NTT CS研 オープンハウスに向け研究成果を発表、質感伝達ARなど
NTTおよびNTTコミュニケーション科学基礎研究所(NTT CS研)は2026年5月12日、「NTTコミュニケーション科学基礎研究所 オープンハウス2026」で公開する研究成果の概要を発表した。オープンハウスは毎年開催しているもので、2026年は大阪・京橋のNTT西日本オープンイノベーション施設「QUINTBRIDGE」および「PRISM」にて、5月20日から22日の3日間、実施する。
12日の報道機関向け内覧会では、オープンハウスで公開する22件の研究展示から8件の最新の成果を披露した。内覧会冒頭の挨拶で、NTT CS研所長の納谷太氏は、「人と人、人とAIの『こころまで伝わるコミュニケーション』の実現」を目指して研究を進めていること、「データと学習の科学」「メディアの科学」「コミュニケーションと数理の科学」「人間の科学」という4領域で研究を推進していることを説明した。

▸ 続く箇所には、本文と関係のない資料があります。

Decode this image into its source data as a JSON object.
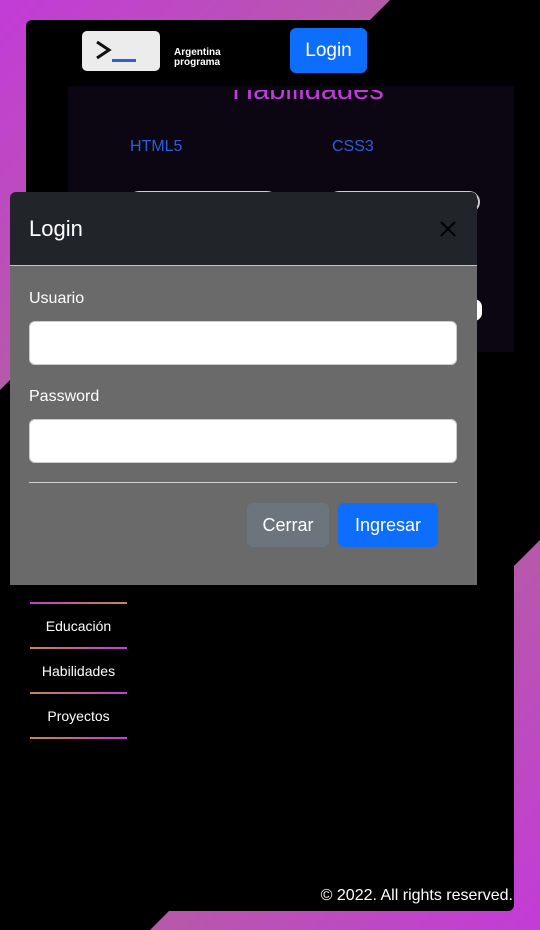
{
  "nav": {
    "brand_line1": "Argentina",
    "brand_line2": "programa",
    "login_label": "Login"
  },
  "skills": {
    "title": "Habilidades",
    "items": [
      {
        "label": "HTML5"
      },
      {
        "label": "CSS3"
      }
    ]
  },
  "sidebar": {
    "items": [
      {
        "label": "Educación"
      },
      {
        "label": "Habilidades"
      },
      {
        "label": "Proyectos"
      }
    ]
  },
  "footer": {
    "text": "© 2022. All rights reserved."
  },
  "modal": {
    "title": "Login",
    "usuario_label": "Usuario",
    "usuario_value": "",
    "password_label": "Password",
    "password_value": "",
    "close_label": "Cerrar",
    "submit_label": "Ingresar"
  },
  "colors": {
    "accent_blue": "#0d6efd",
    "skill_title": "#c13ddb",
    "skill_label": "#2c5fdc",
    "gradient_purple": "#c33bd8",
    "gradient_gold": "#c5894a"
  }
}
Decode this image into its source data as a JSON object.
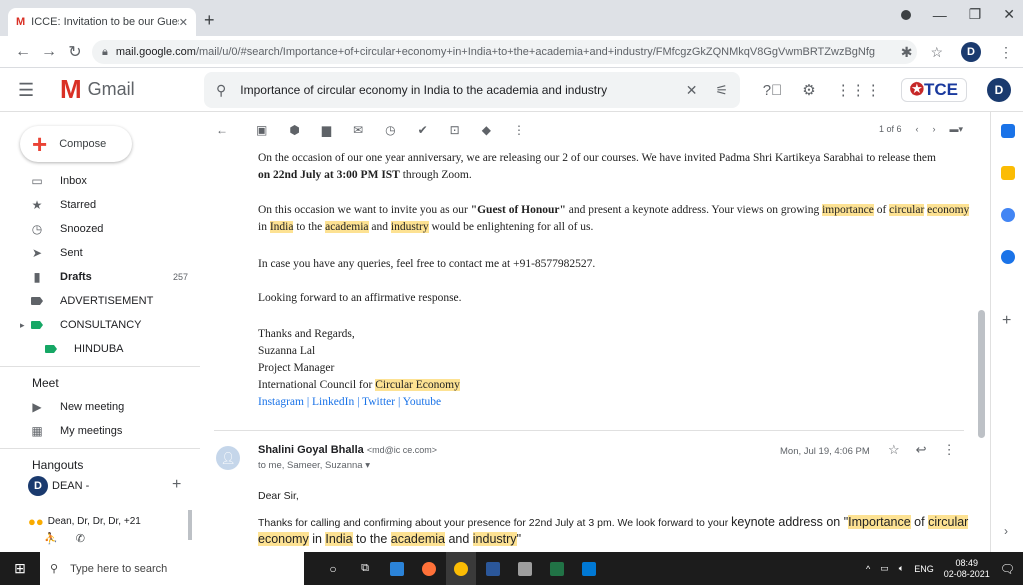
{
  "browser": {
    "tab_title": "ICCE: Invitation to be our Guest",
    "tab_close": "✕",
    "new_tab": "+",
    "url_host": "mail.google.com",
    "url_path": "/mail/u/0/#search/Importance+of+circular+economy+in+India+to+the+academia+and+industry/FMfcgzGkZQNMkqV8GgVwmBRTZwzBgNfg",
    "profile_initial": "D"
  },
  "gmail": {
    "app_name": "Gmail",
    "search_query": "Importance of circular economy in India to the academia and industry",
    "org_badge": "TCE",
    "profile_initial": "D"
  },
  "sidebar": {
    "compose": "Compose",
    "items": [
      {
        "label": "Inbox",
        "icon": "inbox-icon"
      },
      {
        "label": "Starred",
        "icon": "star-icon"
      },
      {
        "label": "Snoozed",
        "icon": "clock-icon"
      },
      {
        "label": "Sent",
        "icon": "send-icon"
      },
      {
        "label": "Drafts",
        "icon": "draft-icon",
        "count": "257"
      },
      {
        "label": "ADVERTISEMENT",
        "icon": "label-icon"
      },
      {
        "label": "CONSULTANCY",
        "icon": "label-icon"
      },
      {
        "label": "HINDUBA",
        "icon": "label-icon"
      }
    ],
    "meet_title": "Meet",
    "meet_items": [
      {
        "label": "New meeting",
        "icon": "video-icon"
      },
      {
        "label": "My meetings",
        "icon": "calendar-icon"
      }
    ],
    "hangouts_title": "Hangouts",
    "hangouts_user": "DEAN",
    "hangouts_user_suffix": "-",
    "hangouts_group": "Dean, Dr, Dr, Dr, +21"
  },
  "toolbar": {
    "pager": "1 of 6"
  },
  "email1": {
    "p1a": "On the occasion of our one year anniversary, we are releasing our 2 of our courses.  We have invited Padma Shri Kartikeya Sarabhai to release them",
    "p1b_bold": "on 22nd July at 3:00 PM IST",
    "p1b_rest": " through Zoom.",
    "p2_start": "On this occasion we want to invite you as our ",
    "p2_bold": "\"Guest of Honour\"",
    "p2_mid": " and present a keynote address. Your views on growing ",
    "p2_h1": "importance",
    "p2_of": " of ",
    "p2_h2": "circular",
    "p2_h3": "economy",
    "p2_in": " in ",
    "p2_h4": "India",
    "p2_to": " to the ",
    "p2_h5": "academia",
    "p2_and": " and ",
    "p2_h6": "industry",
    "p2_end": " would be enlightening for all of us.",
    "p3": "In case you have any queries, feel free to contact me at +91-8577982527.",
    "p4": "Looking forward to an affirmative response.",
    "sig1": "Thanks and Regards,",
    "sig2": "Suzanna Lal",
    "sig3": "Project Manager",
    "sig4_pre": "International Council for ",
    "sig4_h": "Circular Economy",
    "links": "Instagram | LinkedIn | Twitter | Youtube"
  },
  "email2": {
    "sender": "Shalini Goyal Bhalla",
    "sender_email": "<md@ic ce.com>",
    "to": "to me, Sameer, Suzanna",
    "date": "Mon, Jul 19, 4:06 PM",
    "greeting": "Dear Sir,",
    "body_start": "Thanks for calling and confirming about your presence for 22nd July at 3 pm. We look forward to your ",
    "body_big1": "keynote address on \"",
    "h1": "Importance",
    "of": " of ",
    "h2": "circular",
    "h3": "economy",
    "in": " in ",
    "h4": "India",
    "to_the": " to the ",
    "h5": "academia",
    "and": " and ",
    "h6": "industry",
    "end": "\""
  },
  "taskbar": {
    "search_placeholder": "Type here to search",
    "lang": "ENG",
    "time": "08:49",
    "date": "02-08-2021"
  }
}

内覧会では、それぞれの研究領域を代表する成果が紹介された。例えば、光デバイスなどの省電力アナログデバイス向けの新しいニューラルネットワーク学習法、混合音から聴きたい音だけをリアルタイムに抽出する選択的聴取技術、絵本感想対話AI「ぴたりえチャット」、瞳孔の動きから漫然運転状態を検出する研究、テキストから画像を探す場合などのクロスモーダル検索における「ハブテキスト」の特定などだ。
内覧会に合わせて報道発表した質感伝達の研究では、AR物体の見た目の柔らかさが「押し込み量」と「変形範囲」の両方で決まること、指の間で伸びる領域がちぎれるまでの距離に応じて、見た目の粘り気が強まることを実験的に明らかにし、3Dディスプレイや触覚提示装置などの専用ハードウェアを介さずに質感を伝達する道筋を示した。
また、生物体内の細胞間相互作用推定の研究では、目標とする細胞配置からその背後にある相互作用ルールを逆問題として高速に推定する手法を提案し、再生医療におけるiPS細胞由来オルガノイド作製などへの応用可能性を示している。
5月20日からの大阪での開催では、内覧会で公開された8件を含む合計22件の研究展示に加え、慶應義塾大学特任教授で日本科学未来館館長の浅川智恵子氏による招待講演「AIスーツケースの研究開発と社会実装への挑戦」、および所内研究者によるeスポーツの脳・生理メカニズム、デジタル・オルガノイド、点過程と機械学習を用いたイベント時系列解析に関する研究講演が予定されている。事前登録制で入場は無料。
NTT CS研は1991年に関西で発足したNTTの基礎研究拠点で、現在は厚木とけいはんなの2拠点に約150名の研究者が在籍する。NTTの研究開発体制は4つの総合研究所の傘下に14の研究所が属する構成で、CS研は先端技術総合研究所に所属する2つの「基礎研究所」のうちの1つに位置づけられる。